SHANGHAI, China — The pending merger of two Shanghai-based fabless companies -- Spreadtrum Communications and RDA Microelectronics -- through two separate acquisitions pulled off by Tsinghua Unigroup is "not a done deal," according to several industry sources here.
China's two most successful fabless chip companies went IPO on Nasdaq several years ago. Since 51 percent of Tsinghua Unigroup is owned by Tsinghua Holdings, a 100 percent state-owned limited liability corporation funded by Tsinghua University, the Spreadtrum/RDA merger is expected to deliver a new, state-owned, consolidated entity that might become powerful enough to compete with Taiwan's MediaTek.
However, over the last few months, the proposed deal has triggered raw emotions and turmoil among RDA employees who object to it. Chairman and CEO Vincent Tai, who reportedly resisted the Tsinghua Unigroup's acquisition plan, was fired by the RDA board late last year.
One senior executive at RDA told EE Times Thursday, "We want Vincent back." Clearly, he isn't alone with that sentiment.
Several sources in the industry -- both inside and outside RDA -- point out that the huge cultural differences between RDA and Spreadtrum will make it tough to run the merged company effectively. And they say that Tsinghua Unigroup, whose purpose in acquiring the two companies is to make money by quickly making the consolidated entity go public in China, should know better.
Compared to the more agile and free-spirited RDA, Spreadtrum is a much bigger corporation where engineers are known to be highly regimented, working in a modern "feeding" machine-like environment. RDA is China's RF IC leader, while Spreadtrum has grown big by leading China's home-grown TD-SCDMA baseband market.
Also brewing behind the scenes is an on-going feud between Shanghai and Beijing, according to several local sources. Shanghai, a much richer city than Beijing, pays a heavy tax levy to China's central government.

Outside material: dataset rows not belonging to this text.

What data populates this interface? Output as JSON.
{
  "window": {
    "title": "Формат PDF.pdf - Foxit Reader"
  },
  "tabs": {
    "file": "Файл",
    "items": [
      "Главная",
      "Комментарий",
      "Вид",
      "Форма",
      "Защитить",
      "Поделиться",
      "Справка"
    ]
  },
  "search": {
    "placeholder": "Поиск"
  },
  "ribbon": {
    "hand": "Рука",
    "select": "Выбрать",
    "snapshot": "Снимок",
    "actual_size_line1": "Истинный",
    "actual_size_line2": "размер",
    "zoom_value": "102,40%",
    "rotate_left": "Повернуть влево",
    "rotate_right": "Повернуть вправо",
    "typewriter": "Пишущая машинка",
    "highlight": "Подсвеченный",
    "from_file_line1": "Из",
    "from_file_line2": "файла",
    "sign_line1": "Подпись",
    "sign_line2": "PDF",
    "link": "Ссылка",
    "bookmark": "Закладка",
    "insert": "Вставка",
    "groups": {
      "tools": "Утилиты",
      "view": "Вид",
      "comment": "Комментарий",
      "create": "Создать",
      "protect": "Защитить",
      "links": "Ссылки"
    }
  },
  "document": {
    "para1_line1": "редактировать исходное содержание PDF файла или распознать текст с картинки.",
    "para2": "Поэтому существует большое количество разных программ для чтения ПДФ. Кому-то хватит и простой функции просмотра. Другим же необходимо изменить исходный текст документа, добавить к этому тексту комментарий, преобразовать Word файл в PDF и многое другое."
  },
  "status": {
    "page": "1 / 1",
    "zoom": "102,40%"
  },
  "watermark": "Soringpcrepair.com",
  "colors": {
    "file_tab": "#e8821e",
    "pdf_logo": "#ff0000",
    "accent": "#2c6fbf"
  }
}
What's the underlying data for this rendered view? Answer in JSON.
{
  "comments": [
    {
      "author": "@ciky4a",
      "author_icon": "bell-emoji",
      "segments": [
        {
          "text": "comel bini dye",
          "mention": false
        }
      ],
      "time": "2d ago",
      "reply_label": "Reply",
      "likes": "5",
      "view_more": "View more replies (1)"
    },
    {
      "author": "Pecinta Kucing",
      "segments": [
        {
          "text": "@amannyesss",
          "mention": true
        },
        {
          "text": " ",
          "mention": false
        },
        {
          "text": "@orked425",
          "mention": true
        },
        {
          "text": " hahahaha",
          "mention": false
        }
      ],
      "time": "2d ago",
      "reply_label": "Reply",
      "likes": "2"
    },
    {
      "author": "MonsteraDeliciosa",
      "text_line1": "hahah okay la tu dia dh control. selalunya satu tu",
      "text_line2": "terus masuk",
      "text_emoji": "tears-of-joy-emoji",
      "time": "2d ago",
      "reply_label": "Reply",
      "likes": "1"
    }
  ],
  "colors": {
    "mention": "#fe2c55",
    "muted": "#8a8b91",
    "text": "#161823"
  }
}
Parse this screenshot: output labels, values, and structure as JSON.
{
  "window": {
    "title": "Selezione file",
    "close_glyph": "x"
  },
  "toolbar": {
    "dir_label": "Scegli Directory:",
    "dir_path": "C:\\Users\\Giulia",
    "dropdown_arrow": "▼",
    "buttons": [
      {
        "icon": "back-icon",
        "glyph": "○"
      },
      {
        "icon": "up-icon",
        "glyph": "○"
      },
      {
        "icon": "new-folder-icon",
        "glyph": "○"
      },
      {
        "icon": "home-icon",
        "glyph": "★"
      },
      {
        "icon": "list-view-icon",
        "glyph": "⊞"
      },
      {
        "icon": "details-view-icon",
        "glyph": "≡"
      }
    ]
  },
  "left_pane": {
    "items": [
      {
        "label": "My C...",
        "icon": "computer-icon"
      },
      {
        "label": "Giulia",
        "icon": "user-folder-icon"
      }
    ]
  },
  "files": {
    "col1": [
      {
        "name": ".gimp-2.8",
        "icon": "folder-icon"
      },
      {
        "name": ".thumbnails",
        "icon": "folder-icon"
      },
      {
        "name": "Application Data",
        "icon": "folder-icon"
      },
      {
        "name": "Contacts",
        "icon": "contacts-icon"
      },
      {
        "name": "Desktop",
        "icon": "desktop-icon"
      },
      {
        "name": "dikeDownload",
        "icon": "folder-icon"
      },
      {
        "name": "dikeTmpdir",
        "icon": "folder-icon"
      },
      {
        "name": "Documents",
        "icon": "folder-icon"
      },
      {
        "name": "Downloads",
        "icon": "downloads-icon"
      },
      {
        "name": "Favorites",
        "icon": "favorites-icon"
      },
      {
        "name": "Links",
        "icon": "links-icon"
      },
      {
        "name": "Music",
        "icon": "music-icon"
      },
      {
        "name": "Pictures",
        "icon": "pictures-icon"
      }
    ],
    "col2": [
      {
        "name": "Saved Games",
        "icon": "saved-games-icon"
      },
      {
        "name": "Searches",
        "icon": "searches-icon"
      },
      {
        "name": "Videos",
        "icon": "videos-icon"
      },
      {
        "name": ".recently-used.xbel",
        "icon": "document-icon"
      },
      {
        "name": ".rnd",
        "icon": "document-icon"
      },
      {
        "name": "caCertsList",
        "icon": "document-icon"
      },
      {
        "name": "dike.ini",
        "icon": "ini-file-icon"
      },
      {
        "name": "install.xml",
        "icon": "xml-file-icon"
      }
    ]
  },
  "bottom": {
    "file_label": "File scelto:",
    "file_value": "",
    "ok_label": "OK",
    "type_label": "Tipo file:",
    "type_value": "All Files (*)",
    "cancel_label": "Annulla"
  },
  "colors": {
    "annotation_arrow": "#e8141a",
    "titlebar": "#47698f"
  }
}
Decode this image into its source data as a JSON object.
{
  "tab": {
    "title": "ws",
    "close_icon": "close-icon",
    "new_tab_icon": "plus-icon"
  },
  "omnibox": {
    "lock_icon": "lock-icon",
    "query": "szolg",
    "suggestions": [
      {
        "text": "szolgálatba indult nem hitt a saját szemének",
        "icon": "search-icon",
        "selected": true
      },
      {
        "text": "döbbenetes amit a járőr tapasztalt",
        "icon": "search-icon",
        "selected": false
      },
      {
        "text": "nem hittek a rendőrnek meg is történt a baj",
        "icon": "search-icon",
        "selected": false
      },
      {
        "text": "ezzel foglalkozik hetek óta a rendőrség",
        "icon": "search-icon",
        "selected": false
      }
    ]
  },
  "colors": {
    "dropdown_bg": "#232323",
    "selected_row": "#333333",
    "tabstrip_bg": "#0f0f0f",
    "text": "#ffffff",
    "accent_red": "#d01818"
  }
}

It was originally the Shanghai Pudong Science and Technology Investment Co. that proposed, last September, to buy RDA. The deal, however, fizzled when Tsinghua Unigroup barged in and proposed to buy RDA at a higher price.
It was a huge blow to the Shanghai-based investment firm. It had to watch the Beijing-based company come into its own backyard to sweep up the two most successful fabless companies in Shanghai.
Several industry sources in Shanghai pointed out that Tsinghua Unigroup acquired RDA without a permit from China's central government. More specifically, Tsinghua Unigroup, at this point, still lacks pre-clearance for the merger from the National Development and Reform Commission of China.
The RDA senior executive told EE Times, "Without pre-clearance from the government, this deal is not done." He acknowledged that uncertainty about the future is doing damage to customers and to the morale of employees.